Veteran left-wing economist Brian Easton is equally deflating of the claims of his colleagues as to the rich getting rich and the poor getting poorer:
Those committed to the egalitarian society – which was once New Zealanders’ pride – need to ask why their concerns have so little effect. A possible explanation is that, despite the rhetoric, the rise in income inequality occurred over 20 years ago, largely as a result of Rogernomics and Ruthanasia. I know many want to believe economic inequality is still rising in New Zealand, but the careful statistical work I have done shows little change in the distribution of market incomes in the last thirty years, and the big changes in after-tax incomes were about a quarter of a century ago.
This is not to contradict the findings of Piketty and all. The evidence is that the surge in top incomes and wealth has occurred where there has been a sophisticated financial sector such as in Britain and the US. Ours is plain vanilla; the top incomes it pays contribute to overall inequality but they do not seem to have been increasing faster than average – or not enough to show in the data.
To skewer the left even further, Easton pointed out in a different article that the spike in inequality in the late 1980s in New Zealand was a statistical illusion brought on by the introduction of dividend imputation in the company tax system.
Thus, the taxpayer’s recorded income went up even though there was no actual change in their market income. To get consistency over time the estimates treat the grossing-up of these dividends as the substantial tax break that it was, rather than an increase in market income; that is, the imputation income is omitted. Alvaredo et al. do not make this adjustment, which results in their series showing an artificial increase in income share in the late 1990s from a change in measurement, rather than from any fundamental change.
Brian Easton adjusted the top income share database put together by Piketty and others for New Zealand for the introduction of dividend imputation. This encouraged companies to distribute more dividends.
Once this measurement error was corrected by Easton, there has been no increase in top income shares in New Zealand since the 1950s. It has been a slow taper at best or a flat line.
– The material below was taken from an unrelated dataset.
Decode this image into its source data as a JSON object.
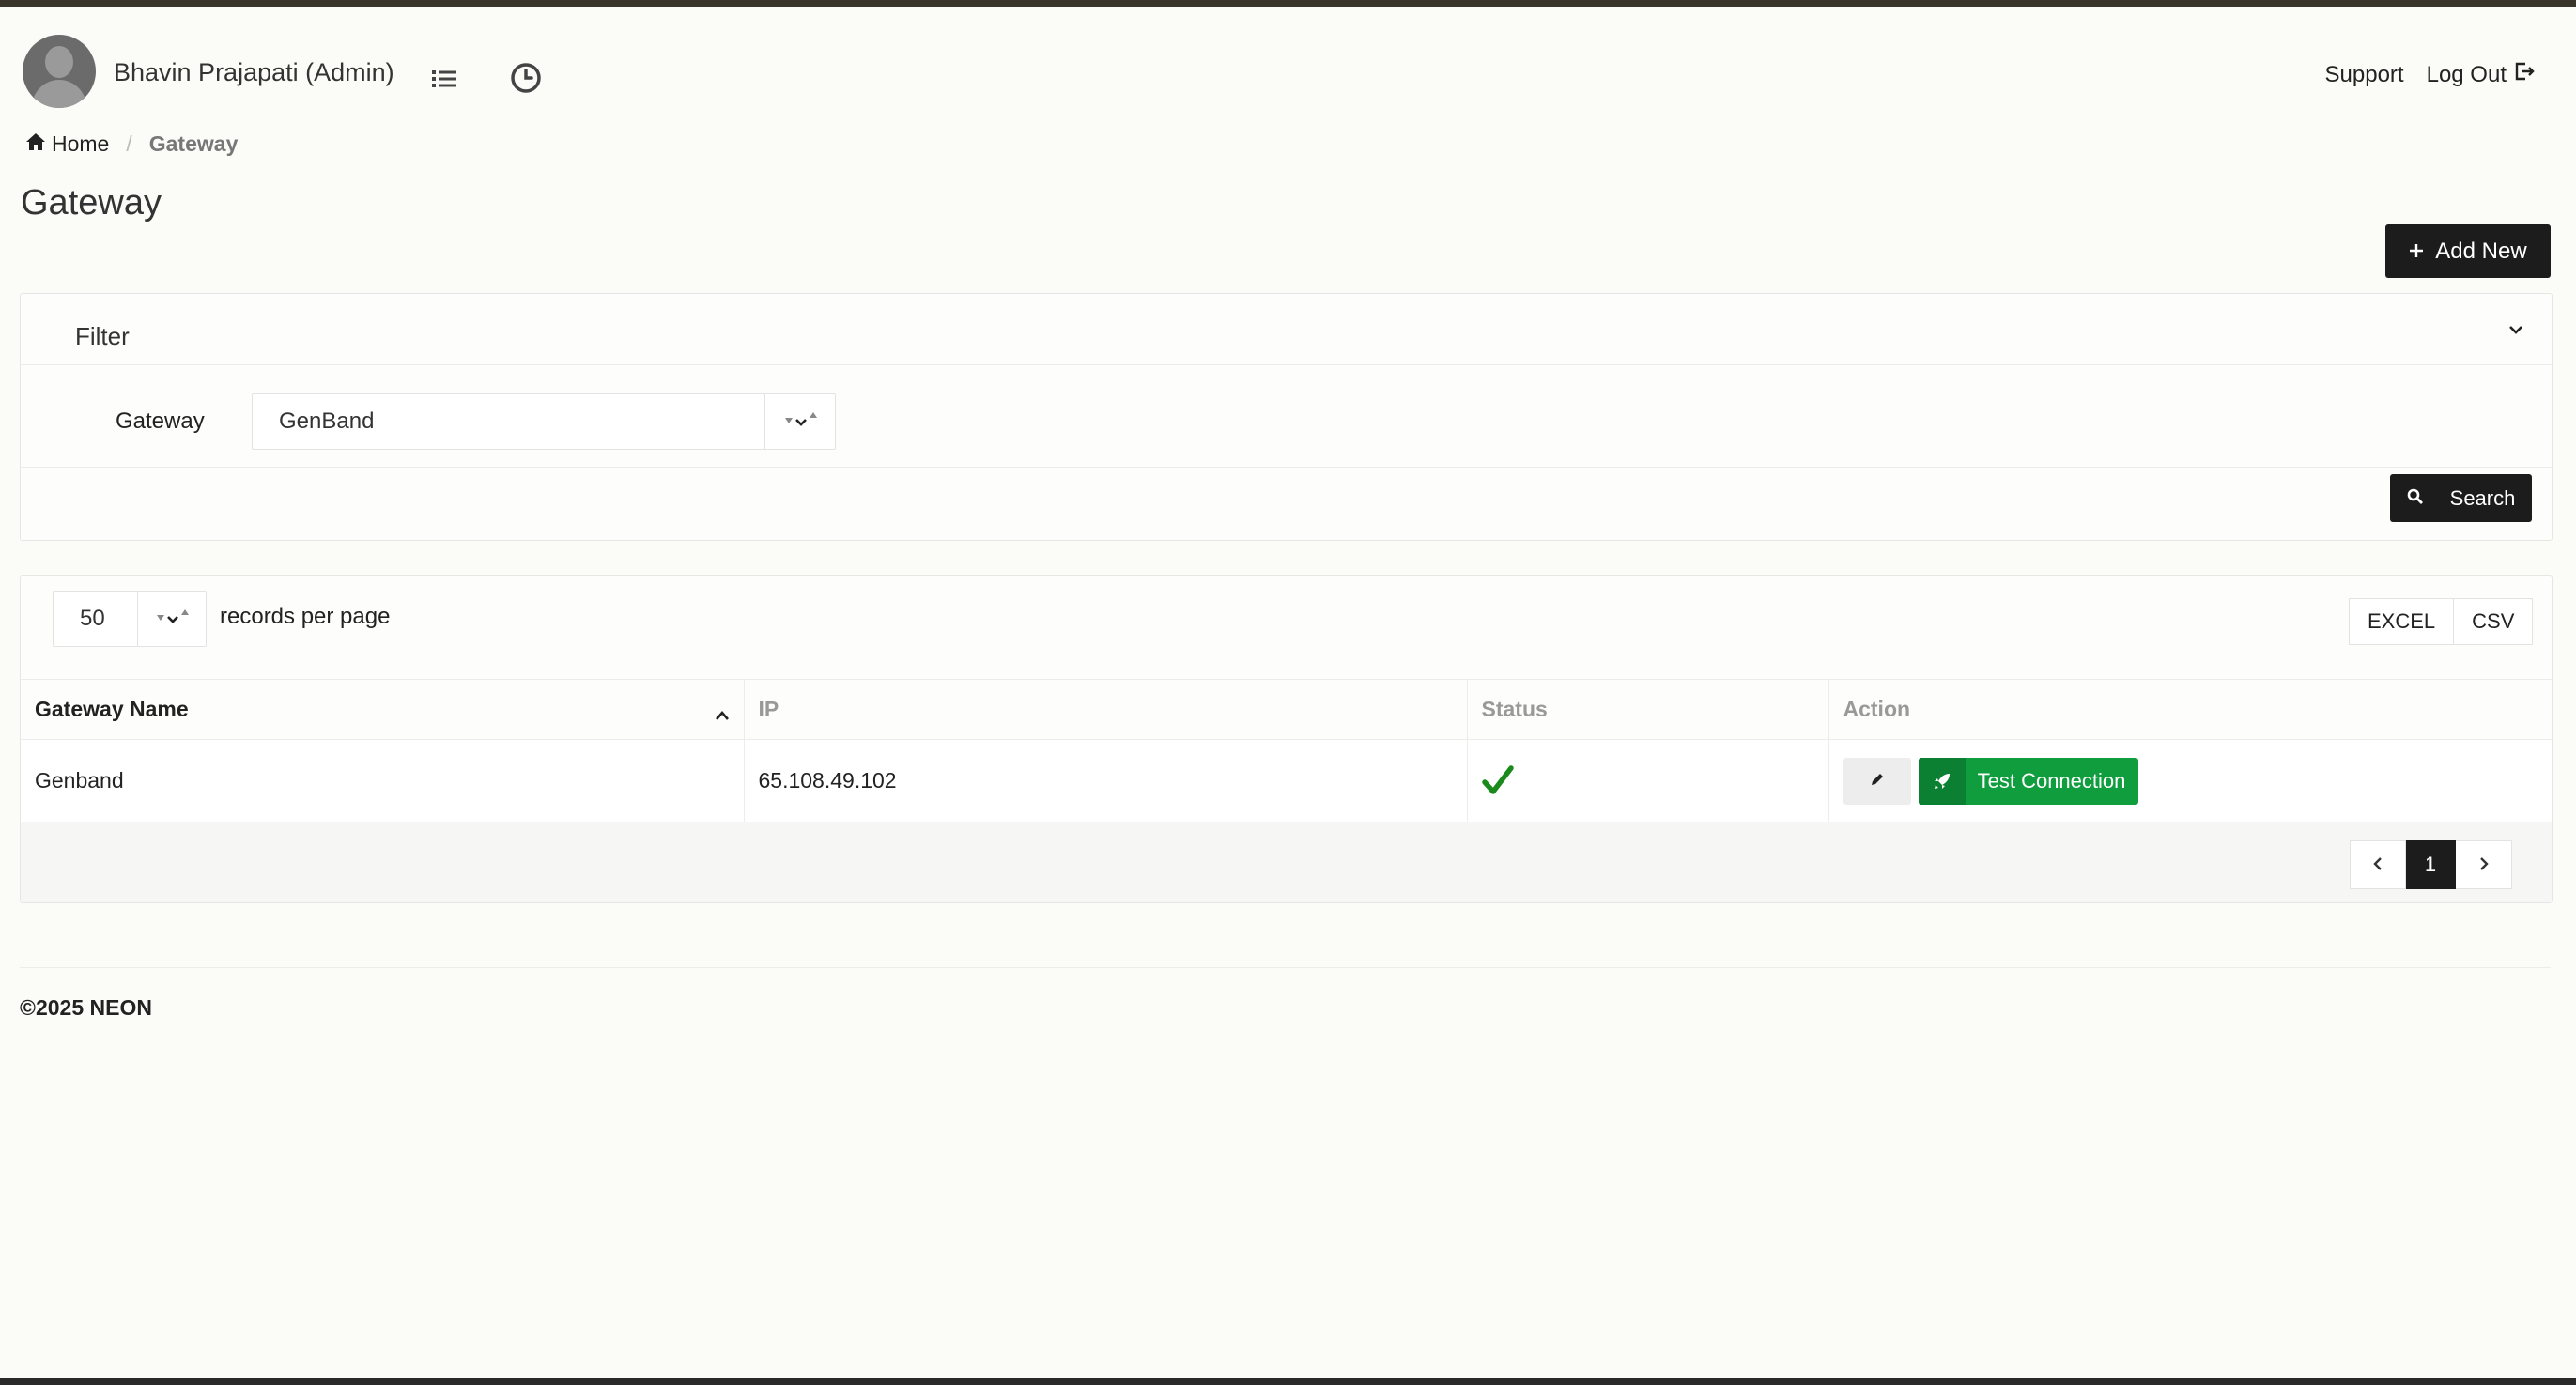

The rest of the discussion by the unions of the harmful effects of rising inequality are therefore based on a false premise. Inequality is not rising in New Zealand, so it therefore cannot have any of the harmful effects that follow from the rise in inequality is listed by the unions.
Focusing in on a mid-1990s is never a good for the unions because following the passage of the Employment Contracts Act, there was a wages boom after 20 years stagnation.
To make things worse for the pessimism of the union movement, that wage growth was broadly spread with rising incomes among both Maori and Pacifica.
The unions fall at the first hurdle. Their claim that inequality is rising in New Zealand is simply not supported by the facts. Indeed, if inequality is rising, why is real adjusted for household size medium household incomes rising from Maori and Pacifica at a faster rate than for Europeans; a 70% rise versus a 50% rise since 1993.
The unions do have the cheek of referring to after household housing costs inequality such as in the screen snapshot above from their submission. But as they make no suggestions on how to fix it, their concerns are of no use. After all, that would require them to advocate less regulation of land supply which is anathema to their socialist leanings. Indeed, unions want to make things worse for the low waged and beneficiaries by advocating rent controls and other regulations that make investment in rental properties less attractive.